Krieg mitschuldig an der Grippe

So oder so fand die Grippe den Weg über den ganzen Erdball, gefördert durch die gewaltigen Truppenverlegungen und durch die kriegsbedingte Armut der Völker. Die Schätzungen der Anzahl Toten gingen in den Zwanzigerjahren von 20 Millionen aus. Spinney schätzt aber diese Zahl nach genauerem Studium bis gegen 100 Millionen. Das sind viel mehr, als im Ersten (20 Millionen) und Zweiten Weltkrieg (55 Millionen) zusammen gestorben sind. Die Grippe dezimierte die Heere auf beiden Seiten. Spinney: «In Europa waren mehr Menschen im Krieg gestorben als an Grippe, doch für alle andern Kontinente traf das Gegenteil zu.»

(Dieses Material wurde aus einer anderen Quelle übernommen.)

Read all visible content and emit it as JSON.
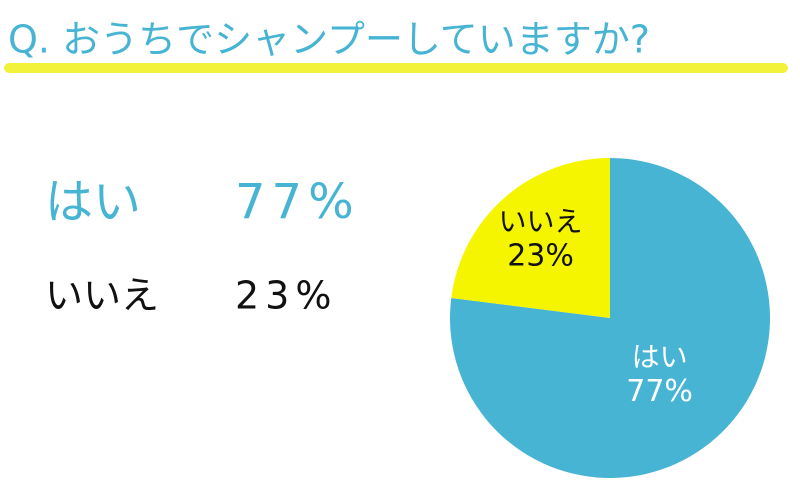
{
  "chart_data": {
    "type": "pie",
    "title": "Q. おうちでシャンプーしていますか?",
    "categories": [
      "はい",
      "いいえ"
    ],
    "values": [
      77,
      23
    ],
    "value_labels": [
      "77%",
      "23%"
    ],
    "colors": [
      "#47b4d4",
      "#f5f500"
    ]
  }
}
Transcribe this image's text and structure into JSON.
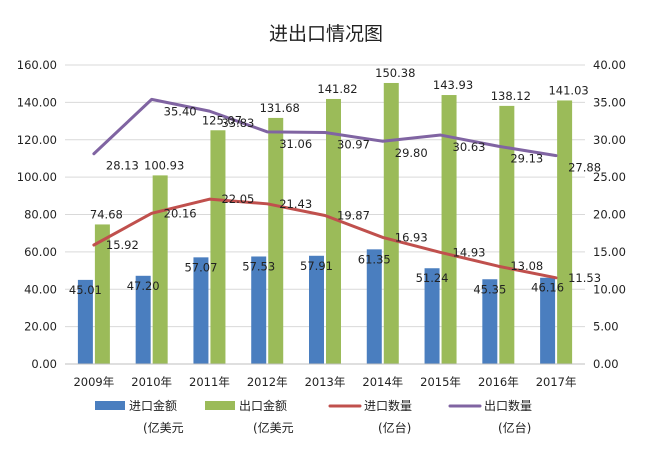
{
  "chart_data": {
    "type": "bar",
    "title": "进出口情况图",
    "categories": [
      "2009年",
      "2010年",
      "2011年",
      "2012年",
      "2013年",
      "2014年",
      "2015年",
      "2016年",
      "2017年"
    ],
    "y_left": {
      "min": 0,
      "max": 160,
      "step": 20,
      "tick_labels": [
        "0.00",
        "20.00",
        "40.00",
        "60.00",
        "80.00",
        "100.00",
        "120.00",
        "140.00",
        "160.00"
      ]
    },
    "y_right": {
      "min": 0,
      "max": 40,
      "step": 5,
      "tick_labels": [
        "0.00",
        "5.00",
        "10.00",
        "15.00",
        "20.00",
        "25.00",
        "30.00",
        "35.00",
        "40.00"
      ]
    },
    "series": [
      {
        "name": "进口金额",
        "unit": "(亿美元",
        "type": "bar",
        "axis": "left",
        "color": "#4a7ebf",
        "values": [
          45.01,
          47.2,
          57.07,
          57.53,
          57.91,
          61.35,
          51.24,
          45.35,
          46.16
        ],
        "labels": [
          "45.01",
          "47.20",
          "57.07",
          "57.53",
          "57.91",
          "61.35",
          "51.24",
          "45.35",
          "46.16"
        ]
      },
      {
        "name": "出口金额",
        "unit": "(亿美元",
        "type": "bar",
        "axis": "left",
        "color": "#9bbb59",
        "values": [
          74.68,
          100.93,
          125.07,
          131.68,
          141.82,
          150.38,
          143.93,
          138.12,
          141.03
        ],
        "labels": [
          "74.68",
          "100.93",
          "125.07",
          "131.68",
          "141.82",
          "150.38",
          "143.93",
          "138.12",
          "141.03"
        ]
      },
      {
        "name": "进口数量",
        "unit": "(亿台)",
        "type": "line",
        "axis": "right",
        "color": "#c0504d",
        "values": [
          15.92,
          20.16,
          22.05,
          21.43,
          19.87,
          16.93,
          14.93,
          13.08,
          11.53
        ],
        "labels": [
          "15.92",
          "20.16",
          "22.05",
          "21.43",
          "19.87",
          "16.93",
          "14.93",
          "13.08",
          "11.53"
        ]
      },
      {
        "name": "出口数量",
        "unit": "(亿台)",
        "type": "line",
        "axis": "right",
        "color": "#8064a2",
        "values": [
          28.13,
          35.4,
          33.83,
          31.06,
          30.97,
          29.8,
          30.63,
          29.13,
          27.88
        ],
        "labels": [
          "28.13",
          "35.40",
          "33.83",
          "31.06",
          "30.97",
          "29.80",
          "30.63",
          "29.13",
          "27.88"
        ]
      }
    ],
    "grid": true,
    "legend_position": "bottom"
  }
}
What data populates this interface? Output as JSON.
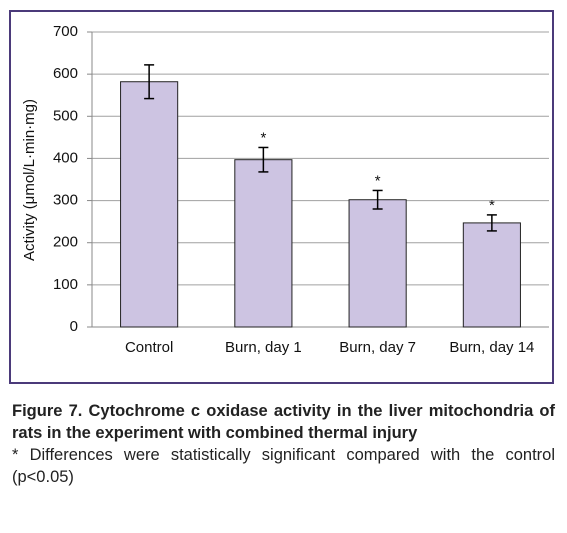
{
  "chart_data": {
    "type": "bar",
    "ylabel": "Activity (μmol/L·min·mg)",
    "categories": [
      "Control",
      "Burn, day 1",
      "Burn, day 7",
      "Burn, day 14"
    ],
    "values": [
      582,
      397,
      302,
      247
    ],
    "errors": [
      40,
      29,
      22,
      19
    ],
    "annotations": [
      null,
      "*",
      "*",
      "*"
    ],
    "color": "#cdc4e2",
    "ylim": [
      0,
      700
    ],
    "yticks": [
      0,
      100,
      200,
      300,
      400,
      500,
      600,
      700
    ],
    "grid": true
  },
  "caption": {
    "title": "Figure 7. Cytochrome c oxidase activity in the liver mitochondria of rats in the experiment with combined thermal injury",
    "note": "* Differences were statistically significant compared with the control (p<0.05)"
  }
}
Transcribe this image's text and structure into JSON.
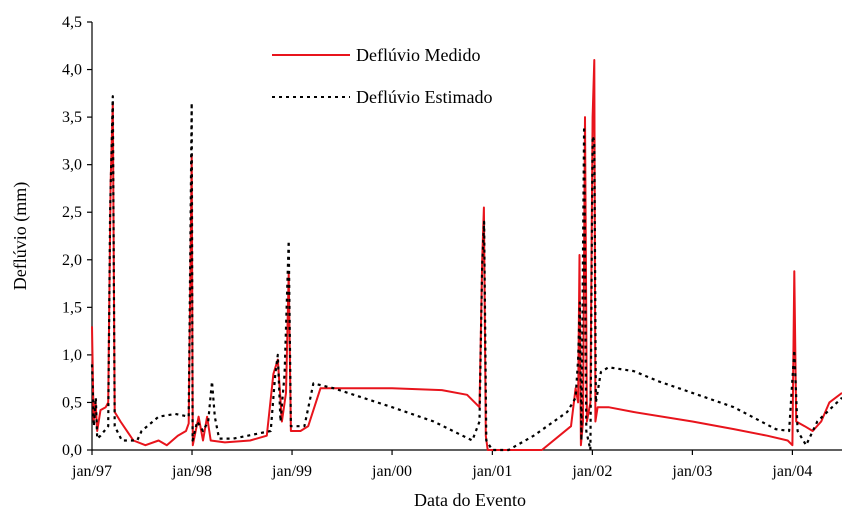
{
  "chart_data": {
    "type": "line",
    "xlabel": "Data do Evento",
    "ylabel": "Deflúvio (mm)",
    "ylim": [
      0,
      4.5
    ],
    "xlim": [
      "1997-01-01",
      "2004-06-30"
    ],
    "y_ticks": [
      "0,0",
      "0,5",
      "1,0",
      "1,5",
      "2,0",
      "2,5",
      "3,0",
      "3,5",
      "4,0",
      "4,5"
    ],
    "x_ticks": [
      {
        "date": "1997-01-01",
        "label": "jan/97"
      },
      {
        "date": "1998-01-01",
        "label": "jan/98"
      },
      {
        "date": "1999-01-01",
        "label": "jan/99"
      },
      {
        "date": "2000-01-01",
        "label": "jan/00"
      },
      {
        "date": "2001-01-01",
        "label": "jan/01"
      },
      {
        "date": "2002-01-01",
        "label": "jan/02"
      },
      {
        "date": "2003-01-01",
        "label": "jan/03"
      },
      {
        "date": "2004-01-01",
        "label": "jan/04"
      }
    ],
    "grid": false,
    "legend_position": "top-center",
    "series": [
      {
        "name": "Deflúvio Medido",
        "color": "#e8141c",
        "style": "solid",
        "points": [
          [
            "1997-01-01",
            1.3
          ],
          [
            "1997-01-07",
            0.3
          ],
          [
            "1997-01-14",
            0.5
          ],
          [
            "1997-01-20",
            0.2
          ],
          [
            "1997-02-01",
            0.42
          ],
          [
            "1997-02-20",
            0.45
          ],
          [
            "1997-03-01",
            0.5
          ],
          [
            "1997-03-10",
            2.8
          ],
          [
            "1997-03-18",
            3.65
          ],
          [
            "1997-03-25",
            0.4
          ],
          [
            "1997-04-15",
            0.3
          ],
          [
            "1997-06-01",
            0.1
          ],
          [
            "1997-07-15",
            0.05
          ],
          [
            "1997-09-01",
            0.1
          ],
          [
            "1997-10-01",
            0.05
          ],
          [
            "1997-11-10",
            0.15
          ],
          [
            "1997-12-10",
            0.2
          ],
          [
            "1997-12-20",
            0.28
          ],
          [
            "1997-12-31",
            3.1
          ],
          [
            "1998-01-04",
            0.05
          ],
          [
            "1998-01-25",
            0.35
          ],
          [
            "1998-02-10",
            0.1
          ],
          [
            "1998-02-25",
            0.35
          ],
          [
            "1998-03-10",
            0.1
          ],
          [
            "1998-05-01",
            0.08
          ],
          [
            "1998-08-01",
            0.1
          ],
          [
            "1998-10-01",
            0.15
          ],
          [
            "1998-10-25",
            0.8
          ],
          [
            "1998-11-10",
            0.95
          ],
          [
            "1998-11-25",
            0.3
          ],
          [
            "1998-12-10",
            0.6
          ],
          [
            "1998-12-20",
            1.85
          ],
          [
            "1998-12-28",
            0.2
          ],
          [
            "1999-02-01",
            0.2
          ],
          [
            "1999-03-01",
            0.25
          ],
          [
            "1999-04-15",
            0.65
          ],
          [
            "2000-01-01",
            0.65
          ],
          [
            "2000-07-01",
            0.63
          ],
          [
            "2000-10-01",
            0.58
          ],
          [
            "2000-11-15",
            0.45
          ],
          [
            "2000-11-25",
            2.0
          ],
          [
            "2000-12-01",
            2.55
          ],
          [
            "2000-12-08",
            0.15
          ],
          [
            "2000-12-15",
            0.0
          ],
          [
            "2001-05-01",
            0.0
          ],
          [
            "2001-07-01",
            0.0
          ],
          [
            "2001-10-15",
            0.25
          ],
          [
            "2001-11-01",
            0.65
          ],
          [
            "2001-11-10",
            0.5
          ],
          [
            "2001-11-15",
            2.05
          ],
          [
            "2001-11-20",
            0.05
          ],
          [
            "2001-11-28",
            0.3
          ],
          [
            "2001-12-05",
            3.5
          ],
          [
            "2001-12-12",
            0.3
          ],
          [
            "2001-12-25",
            0.5
          ],
          [
            "2002-01-02",
            3.5
          ],
          [
            "2002-01-08",
            4.1
          ],
          [
            "2002-01-12",
            0.3
          ],
          [
            "2002-01-20",
            0.45
          ],
          [
            "2002-03-01",
            0.45
          ],
          [
            "2002-06-01",
            0.4
          ],
          [
            "2003-01-01",
            0.3
          ],
          [
            "2003-06-01",
            0.22
          ],
          [
            "2003-10-01",
            0.15
          ],
          [
            "2003-12-15",
            0.1
          ],
          [
            "2004-01-01",
            0.05
          ],
          [
            "2004-01-08",
            1.88
          ],
          [
            "2004-01-15",
            0.3
          ],
          [
            "2004-02-15",
            0.25
          ],
          [
            "2004-03-15",
            0.2
          ],
          [
            "2004-04-15",
            0.3
          ],
          [
            "2004-05-15",
            0.5
          ],
          [
            "2004-06-30",
            0.6
          ]
        ]
      },
      {
        "name": "Deflúvio Estimado",
        "color": "#000000",
        "style": "dotted",
        "points": [
          [
            "1997-01-01",
            0.9
          ],
          [
            "1997-01-08",
            0.25
          ],
          [
            "1997-01-15",
            0.55
          ],
          [
            "1997-01-20",
            0.12
          ],
          [
            "1997-02-01",
            0.15
          ],
          [
            "1997-03-01",
            0.25
          ],
          [
            "1997-03-08",
            2.5
          ],
          [
            "1997-03-18",
            3.72
          ],
          [
            "1997-03-25",
            0.25
          ],
          [
            "1997-04-20",
            0.1
          ],
          [
            "1997-06-15",
            0.1
          ],
          [
            "1997-07-01",
            0.2
          ],
          [
            "1997-09-01",
            0.35
          ],
          [
            "1997-11-01",
            0.38
          ],
          [
            "1997-12-20",
            0.35
          ],
          [
            "1997-12-31",
            3.65
          ],
          [
            "1998-01-03",
            0.1
          ],
          [
            "1998-01-20",
            0.3
          ],
          [
            "1998-02-10",
            0.2
          ],
          [
            "1998-03-01",
            0.3
          ],
          [
            "1998-03-15",
            0.72
          ],
          [
            "1998-03-25",
            0.35
          ],
          [
            "1998-04-10",
            0.12
          ],
          [
            "1998-06-01",
            0.12
          ],
          [
            "1998-10-15",
            0.2
          ],
          [
            "1998-11-01",
            0.8
          ],
          [
            "1998-11-10",
            1.0
          ],
          [
            "1998-11-20",
            0.3
          ],
          [
            "1998-12-05",
            0.8
          ],
          [
            "1998-12-20",
            2.2
          ],
          [
            "1998-12-28",
            0.25
          ],
          [
            "1999-02-15",
            0.25
          ],
          [
            "1999-03-20",
            0.7
          ],
          [
            "1999-06-01",
            0.65
          ],
          [
            "2000-01-01",
            0.45
          ],
          [
            "2000-06-01",
            0.3
          ],
          [
            "2000-10-20",
            0.1
          ],
          [
            "2000-11-15",
            0.3
          ],
          [
            "2000-11-25",
            1.95
          ],
          [
            "2000-12-02",
            2.4
          ],
          [
            "2000-12-10",
            0.1
          ],
          [
            "2001-01-01",
            0.0
          ],
          [
            "2001-03-01",
            0.0
          ],
          [
            "2001-06-01",
            0.15
          ],
          [
            "2001-10-01",
            0.4
          ],
          [
            "2001-11-01",
            0.55
          ],
          [
            "2001-11-10",
            0.95
          ],
          [
            "2001-11-16",
            1.55
          ],
          [
            "2001-11-22",
            0.1
          ],
          [
            "2001-12-02",
            3.4
          ],
          [
            "2001-12-10",
            0.2
          ],
          [
            "2001-12-25",
            0.0
          ],
          [
            "2002-01-02",
            3.3
          ],
          [
            "2002-01-08",
            3.25
          ],
          [
            "2002-01-14",
            0.5
          ],
          [
            "2002-02-01",
            0.82
          ],
          [
            "2002-03-01",
            0.87
          ],
          [
            "2002-06-01",
            0.83
          ],
          [
            "2002-09-01",
            0.72
          ],
          [
            "2003-01-01",
            0.6
          ],
          [
            "2003-06-01",
            0.45
          ],
          [
            "2003-11-01",
            0.22
          ],
          [
            "2003-12-20",
            0.2
          ],
          [
            "2004-01-08",
            1.05
          ],
          [
            "2004-01-20",
            0.2
          ],
          [
            "2004-02-20",
            0.05
          ],
          [
            "2004-04-01",
            0.3
          ],
          [
            "2004-06-30",
            0.55
          ]
        ]
      }
    ]
  }
}
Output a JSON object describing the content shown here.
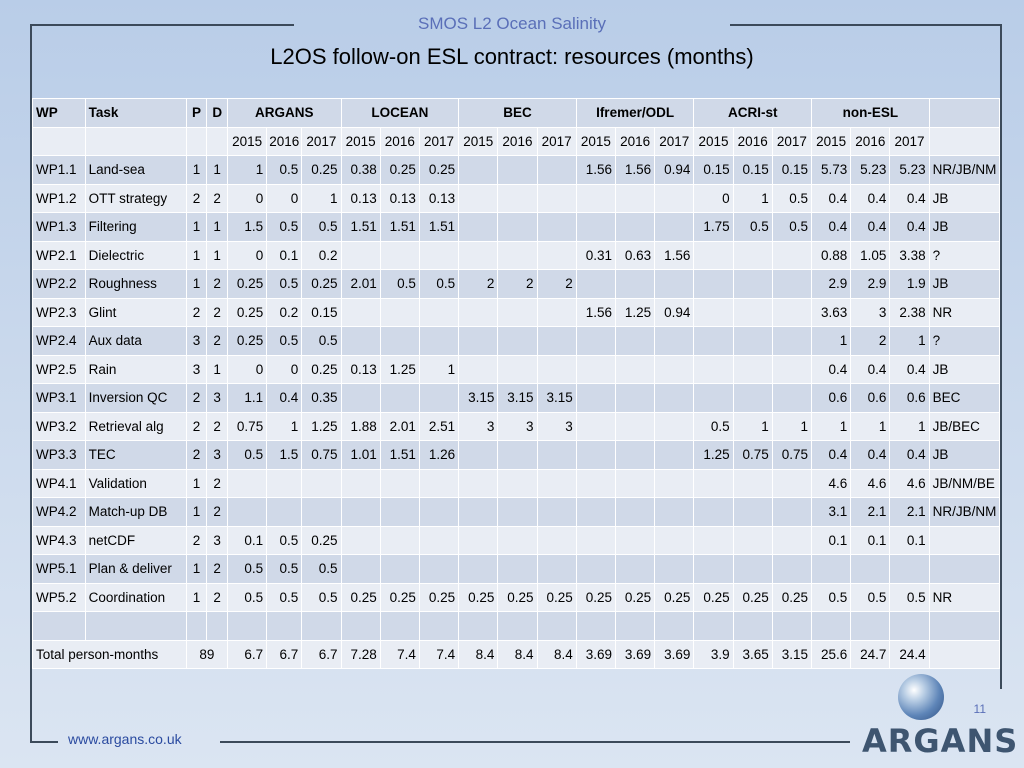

Dabei weist sie darauf hin, dass viele wichtige Partner der Friedensverhandlungen durch die Grippe dermassen geschwächt wurden, dass sie sich nicht mit voller Kraft für die besseren Lösungen einsetzen konnten. Das traf etwa auf Woodrow Wilson, den amerikanischen Präsidenten, zu, der massvoll gegen die unterlegenen Mittelmächte vorgehen und sofort einen Völkerbund gründen wollte, durch die eigene Erkrankung aber derart geschwächt war, dass er in den Nachfolgeverhandlungen nicht mehr dabei sein konnte. Dass dann ebendiese Verhandlungen mit ein Grund für den Zweiten Weltkrieg wurden, lässt erahnen, welch enorme Auswirkungen die Grippe auch auf politischer Ebene hatte.

 

Nicht bloss ein Krieg

Der Erste Weltkrieg war nicht bloss ein Kriegsgeschehen. Durch ihn verarmten weite Teile der Bevölkerung, insbesondere der Arbeiterschaft, auch in der Schweiz, wo die Fabrikanten sich als Kriegsgewinnler gebärdeten und ihre Gewinne für sich behielten. Schlimm war insbesondere, dass Arbeiter, die  über Jahre Militärdienst leisten mussten, nicht mehr für ihre Familien aufkommen konnten. Für die ausgenutzte Arbeiterschaft setzte sich die Linke ein, die damals aber im schweizerischen politischen System  noch wenig ausrichten konnte und durch die kommunistische Revolution im Osten in Verruf geraten war. Auf den 9. November 1918 rief das «Oltener Aktionskomitee», der Führungsstab der Arbeiterschaft, zum Generalstreik in 19 Städten auf. Und am 12. November rief es den Landesstreik aus, der aber wegen der Gefahr, dass er durch die Armee niedergeschlagen wird, am 14. November abgebrochen wurde. Die nachfolgenden politischen Diskussionen führten dennoch zu einem beachtlichen Fortschritt für die Linke und für das Land.